J.C. Penney: Dusty, But Far From Dead

This retailer is looking more and more like a fading star: Sales and earnings are down, and the stock has been lackluster at best, selling at 53, off its 52-week high of 68.

Even so, some savvy investors have started buying. One New York investment manager says that based on a number of valuation measures, J. C. Penney, one of the nation's largest general merchandisers, with more than 2,000 stores in 50 states and Puerto Rico, is grossly undervalued. He also says that recurrent speculation about a takeover is back and likely to "hit the market soon." There are whispers of a friendly bid of $65 a share from a European conglomerate. If Penney's stock stays near its current level, says this pro, the group "will accelerate its plan to make an offer."

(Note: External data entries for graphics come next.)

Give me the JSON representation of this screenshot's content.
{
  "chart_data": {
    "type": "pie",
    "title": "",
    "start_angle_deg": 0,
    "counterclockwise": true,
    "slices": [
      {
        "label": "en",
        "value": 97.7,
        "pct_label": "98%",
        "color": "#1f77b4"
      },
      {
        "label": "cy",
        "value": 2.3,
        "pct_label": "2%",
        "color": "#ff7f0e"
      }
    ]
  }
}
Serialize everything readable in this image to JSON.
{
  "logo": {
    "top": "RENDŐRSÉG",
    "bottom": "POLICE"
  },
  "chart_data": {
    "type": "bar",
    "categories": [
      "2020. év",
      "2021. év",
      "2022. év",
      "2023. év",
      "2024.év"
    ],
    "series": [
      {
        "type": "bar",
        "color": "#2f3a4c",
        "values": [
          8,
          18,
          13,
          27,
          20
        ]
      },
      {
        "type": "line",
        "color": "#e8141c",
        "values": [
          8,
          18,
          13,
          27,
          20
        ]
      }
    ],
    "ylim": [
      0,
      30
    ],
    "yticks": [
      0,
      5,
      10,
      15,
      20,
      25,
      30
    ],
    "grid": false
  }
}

Several analysts are becoming upbeat on Penney, too. Based on its price-earnings ratio, the company is "the cheapest in our department-store group -- and one of the cheapest among all retailers," says Wayne Hood of Prudential Securities, who has switched his call from "sell" to "buy." Hood notes that Penney's p-e represents a 35% discount from the market's average. Its yield is about 5%.

Hood expects earnings comparisons to get better in the fiscal year's second half. He sees profits of $4.30 a share in the year ending Jan. 30, 1992, and $5.30 in fiscal 1993, vs. 1991's $4.59. In an industry struggling with debt and weak cash flow, Penney has a debt-to-capital ratio of 48% for 1990. Hood expects that to fall to 44% by the end of 1992. That's low for a big retailer.